La Giornata mondiale della libertà di stampa deve spingerci a dar voce ai colleghi che in alcuni Paesi dell’America Latina, penso al Brasile e al Messico, come in Africa e in Asia, pagano con la vita il loro impegno al servizio dei cittadini. Quest’anno, in particolare, la Federazione nazionale della Stampa italiana, in piena sintonia con la Federazione internazionale dei giornalisti, vuole dedicare il 3 Maggio ai colleghi che in Ungheria stanno subendo un vero e proprio bavaglio di Stato.
Da oggi parte una staffetta ideale, alla quale ha già aderito Articolo 21, aperta al contributo di quanti hanno a cuore i temi delle libertà e dei diritti.
La situazione ungherese, già da tempo all’attenzione delle autorità europee, è diventata ancor più preoccupante dopo che, con il pretesto dell’emergenza Covid-19, il presidente Viktor Orban ha chiesto e ottenuto dal Parlamento i pieni poteri sine die. Un passaggio che pone l’Ungheria definitivamente fuori dal contesto delle democrazie liberali europee e sul quale la stessa Unione Europea si è distinta per una reazione fino a questo momento timida.
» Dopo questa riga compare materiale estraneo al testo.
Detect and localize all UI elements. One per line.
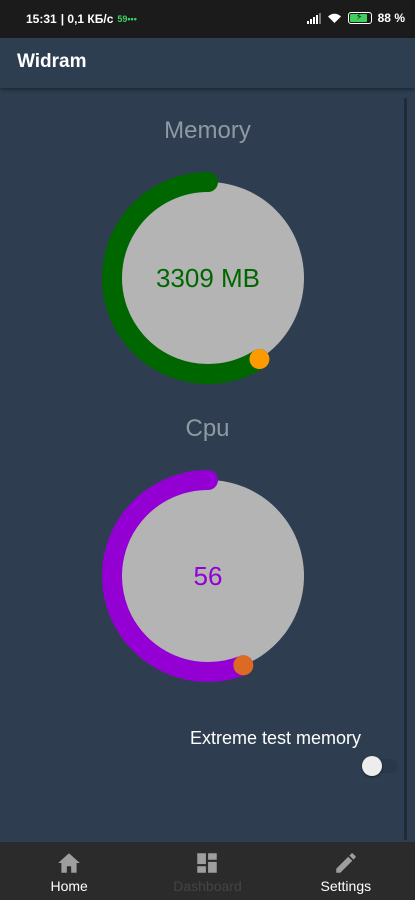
cpu-value: 56	[193, 560, 223, 591]
app-bar: Widram	[0, 38, 415, 88]
status-bar: 15:31 | 0,1 КБ/с 59••• ⚡ 88 %	[0, 0, 415, 38]
cpu-gauge: 56	[102, 470, 314, 682]
memory-value: 3309 MB	[155, 262, 261, 293]
bottom-nav: Home Dashboard Settings	[0, 842, 415, 900]
nav-label-dashboard: Dashboard	[173, 878, 242, 894]
extreme-test-label: Extreme test memory	[190, 728, 362, 748]
nav-label-settings: Settings	[320, 878, 372, 894]
nav-item-settings[interactable]: Settings	[277, 842, 415, 900]
app-title: Widram	[17, 51, 87, 72]
status-network-speed: | 0,1 КБ/с	[60, 12, 114, 26]
toggle-thumb	[362, 756, 382, 776]
status-right: ⚡ 88 %	[306, 11, 405, 25]
extreme-test-toggle[interactable]	[362, 756, 398, 776]
home-icon	[58, 853, 80, 873]
pencil-icon	[336, 853, 356, 873]
nav-item-dashboard[interactable]: Dashboard	[138, 842, 276, 900]
status-extra: 59•••	[117, 14, 137, 24]
status-time: 15:31	[26, 12, 57, 26]
battery-icon: ⚡	[347, 12, 372, 24]
memory-gauge: 3309 MB	[102, 172, 314, 384]
signal-icon	[306, 12, 321, 24]
cpu-title: Cpu	[185, 415, 230, 442]
nav-item-home[interactable]: Home	[0, 842, 138, 900]
memory-title: Memory	[164, 117, 251, 144]
scrollbar[interactable]	[404, 98, 407, 840]
dashboard-icon	[197, 853, 218, 873]
nav-label-home: Home	[50, 878, 88, 894]
status-left: 15:31 | 0,1 КБ/с 59•••	[26, 12, 137, 26]
wifi-icon	[327, 13, 341, 23]
battery-percent: 88 %	[377, 11, 405, 25]
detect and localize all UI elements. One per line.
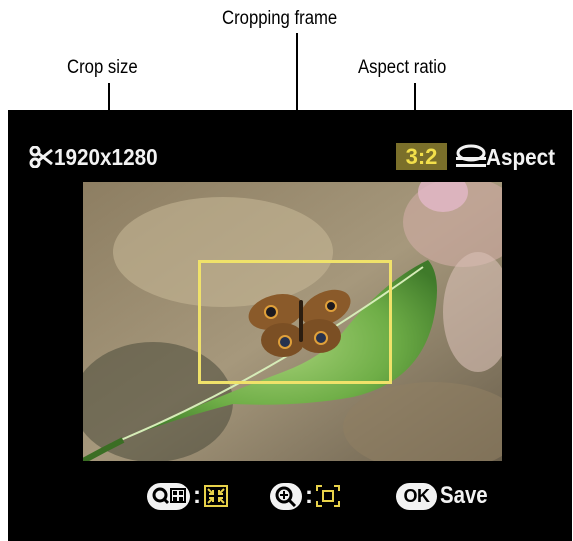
save-label: Save <box>440 482 488 509</box>
enlarge-frame-icon <box>316 485 340 507</box>
colon: : <box>193 482 201 509</box>
enlarge-frame-control[interactable]: : <box>270 478 340 514</box>
save-control[interactable]: OK Save <box>396 478 496 514</box>
cropping-frame-callout: Cropping frame <box>222 8 338 29</box>
shrink-frame-control[interactable]: : <box>147 478 228 514</box>
crop-size-value: 1920x1280 <box>54 144 158 170</box>
scissors-icon <box>29 145 53 169</box>
cropping-frame[interactable] <box>198 260 392 384</box>
aspect-ratio-icon <box>454 144 488 170</box>
figure: Cropping frame Crop size Aspect ratio 19… <box>0 0 573 541</box>
zoom-in-icon[interactable] <box>270 482 302 510</box>
crop-size-callout: Crop size <box>67 57 138 78</box>
control-bar: :: OK Save <box>8 478 572 518</box>
aspect-ratio-value: 3:2 <box>396 143 447 170</box>
ok-button[interactable]: OK <box>396 482 437 510</box>
colon: : <box>305 482 313 509</box>
aspect-label: Aspect <box>486 144 556 170</box>
aspect-ratio-callout: Aspect ratio <box>358 57 447 78</box>
shrink-frame-icon <box>204 485 228 507</box>
zoom-out-thumbnail-icon[interactable] <box>147 482 190 510</box>
camera-screen: 1920x1280 3:2 Aspect:: OK Save <box>8 110 572 541</box>
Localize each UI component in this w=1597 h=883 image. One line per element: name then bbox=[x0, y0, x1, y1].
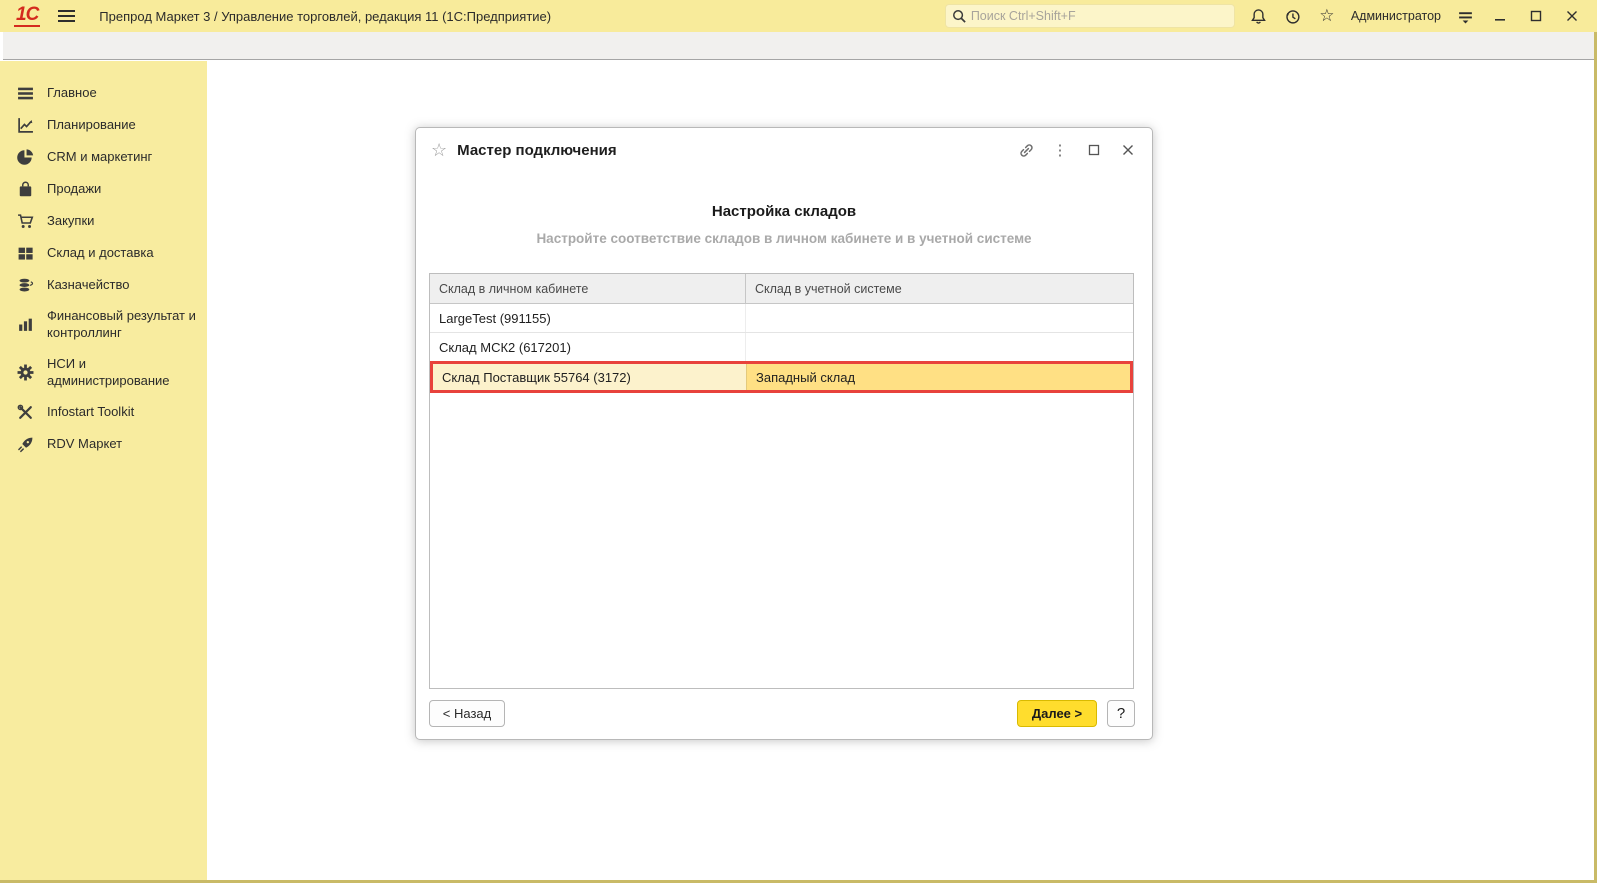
minimize-button[interactable] bbox=[1489, 6, 1511, 26]
page-subtitle: Настройте соответствие складов в личном … bbox=[416, 231, 1152, 246]
search-input[interactable] bbox=[971, 9, 1228, 23]
more-actions-icon[interactable]: ⋮ bbox=[1050, 140, 1070, 160]
main-menu-icon[interactable] bbox=[58, 10, 75, 22]
sidebar-item-label: Склад и доставка bbox=[47, 245, 154, 262]
sections-panel: Главное Планирование CRM и маркетинг Про… bbox=[0, 61, 207, 880]
dialog-maximize-icon[interactable] bbox=[1084, 140, 1104, 160]
connection-wizard-dialog: ☆ Мастер подключения ⋮ Настройка складов… bbox=[415, 127, 1153, 740]
table-row[interactable]: LargeTest (991155) bbox=[430, 304, 1133, 333]
table-header-row: Склад в личном кабинете Склад в учетной … bbox=[430, 274, 1133, 304]
sidebar-item-label: CRM и маркетинг bbox=[47, 149, 152, 166]
cabinet-warehouse-cell[interactable]: Склад МСК2 (617201) bbox=[430, 333, 746, 361]
current-user[interactable]: Администратор bbox=[1351, 9, 1441, 23]
system-warehouse-cell[interactable] bbox=[746, 304, 1133, 332]
sidebar-item-finance[interactable]: Финансовый результат и контроллинг bbox=[0, 301, 207, 349]
sidebar-item-purchases[interactable]: Закупки bbox=[0, 205, 207, 237]
help-button[interactable]: ? bbox=[1107, 700, 1135, 727]
global-search[interactable] bbox=[945, 4, 1235, 28]
back-button[interactable]: < Назад bbox=[429, 700, 505, 727]
link-icon[interactable] bbox=[1016, 140, 1036, 160]
sidebar-item-label: Главное bbox=[47, 85, 97, 102]
maximize-button[interactable] bbox=[1525, 6, 1547, 26]
shopping-bag-icon bbox=[16, 180, 34, 198]
sidebar-item-label: RDV Маркет bbox=[47, 436, 122, 453]
planning-icon bbox=[16, 116, 34, 134]
column-header-cabinet[interactable]: Склад в личном кабинете bbox=[430, 274, 746, 303]
sidebar-item-sales[interactable]: Продажи bbox=[0, 173, 207, 205]
warehouse-mapping-table: Склад в личном кабинете Склад в учетной … bbox=[429, 273, 1134, 689]
sidebar-item-label: Финансовый результат и контроллинг bbox=[47, 308, 197, 342]
system-warehouse-cell[interactable]: Западный склад bbox=[747, 364, 1130, 390]
cart-icon bbox=[16, 212, 34, 230]
dialog-header: ☆ Мастер подключения ⋮ bbox=[416, 128, 1152, 172]
pie-chart-icon bbox=[16, 148, 34, 166]
sidebar-item-crm[interactable]: CRM и маркетинг bbox=[0, 141, 207, 173]
favorites-star-icon[interactable]: ☆ bbox=[1317, 6, 1337, 26]
sidebar-item-planning[interactable]: Планирование bbox=[0, 109, 207, 141]
notifications-bell-icon[interactable] bbox=[1249, 6, 1269, 26]
sidebar-item-warehouse[interactable]: Склад и доставка bbox=[0, 237, 207, 269]
table-row-selected[interactable]: Склад Поставщик 55764 (3172) Западный ск… bbox=[430, 361, 1133, 393]
page-title: Настройка складов bbox=[416, 203, 1152, 220]
dialog-title: Мастер подключения bbox=[457, 142, 616, 159]
warehouse-icon bbox=[16, 244, 34, 262]
sidebar-item-label: Infostart Toolkit bbox=[47, 404, 134, 421]
close-button[interactable] bbox=[1561, 6, 1583, 26]
bar-chart-icon bbox=[16, 316, 34, 334]
1c-logo[interactable]: 1С bbox=[14, 5, 40, 28]
system-warehouse-cell[interactable] bbox=[746, 333, 1133, 361]
cabinet-warehouse-cell[interactable]: LargeTest (991155) bbox=[430, 304, 746, 332]
sidebar-item-rdv-market[interactable]: RDV Маркет bbox=[0, 429, 207, 461]
open-windows-bar bbox=[3, 32, 1594, 60]
window-title: Препрод Маркет 3 / Управление торговлей,… bbox=[99, 9, 551, 24]
sidebar-item-label: Продажи bbox=[47, 181, 101, 198]
sidebar-item-treasury[interactable]: Казначейство bbox=[0, 269, 207, 301]
favorite-star-icon[interactable]: ☆ bbox=[431, 140, 447, 161]
cabinet-warehouse-cell[interactable]: Склад Поставщик 55764 (3172) bbox=[433, 364, 747, 390]
sidebar-item-label: Казначейство bbox=[47, 277, 129, 294]
coins-icon bbox=[16, 276, 34, 294]
next-button[interactable]: Далее > bbox=[1017, 700, 1097, 727]
sidebar-item-label: Планирование bbox=[47, 117, 136, 134]
sidebar-item-label: Закупки bbox=[47, 213, 94, 230]
sidebar-item-label: НСИ и администрирование bbox=[47, 356, 197, 390]
sidebar-item-infostart[interactable]: Infostart Toolkit bbox=[0, 397, 207, 429]
rocket-icon bbox=[16, 436, 34, 454]
tools-icon bbox=[16, 404, 34, 422]
sidebar-item-main[interactable]: Главное bbox=[0, 77, 207, 109]
menu-icon bbox=[16, 84, 34, 102]
search-icon bbox=[952, 8, 967, 24]
history-icon[interactable] bbox=[1283, 6, 1303, 26]
column-header-system[interactable]: Склад в учетной системе bbox=[746, 274, 1133, 303]
service-menu-icon[interactable] bbox=[1455, 6, 1475, 26]
app-window: 1С Препрод Маркет 3 / Управление торговл… bbox=[0, 0, 1597, 883]
gear-icon bbox=[16, 364, 34, 382]
title-bar: 1С Препрод Маркет 3 / Управление торговл… bbox=[0, 0, 1597, 32]
dialog-close-icon[interactable] bbox=[1118, 140, 1138, 160]
table-row[interactable]: Склад МСК2 (617201) bbox=[430, 333, 1133, 362]
titlebar-right: ☆ Администратор bbox=[945, 4, 1597, 28]
sidebar-item-nsi-admin[interactable]: НСИ и администрирование bbox=[0, 349, 207, 397]
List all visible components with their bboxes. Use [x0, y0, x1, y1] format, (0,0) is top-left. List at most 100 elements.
I pieni poteri consentono di fatto al presidente Orban di regolare i conti con la stampa, da sempre considerata nemica, e con quei settori della società civile che hanno a più riprese stigmatizzato la deriva illiberale e autoritaria del Paese. Il caso ungherese riguarda tutti i giornalisti europei. E non soltanto per mero spirito di solidarietà. Il bavaglio di Orban è affare nostro perché il suo è un modello al quale guardano con interesse e favore altri Paesi europei. Dalla Polonia all’area balcanica. Senza dimenticare l’Italia. Dove c’è chi sogna di emulare Orban e gli attacchi alla libera stampa, i tagli e le minacce ai cronisti sono fenomeni sempre attuali.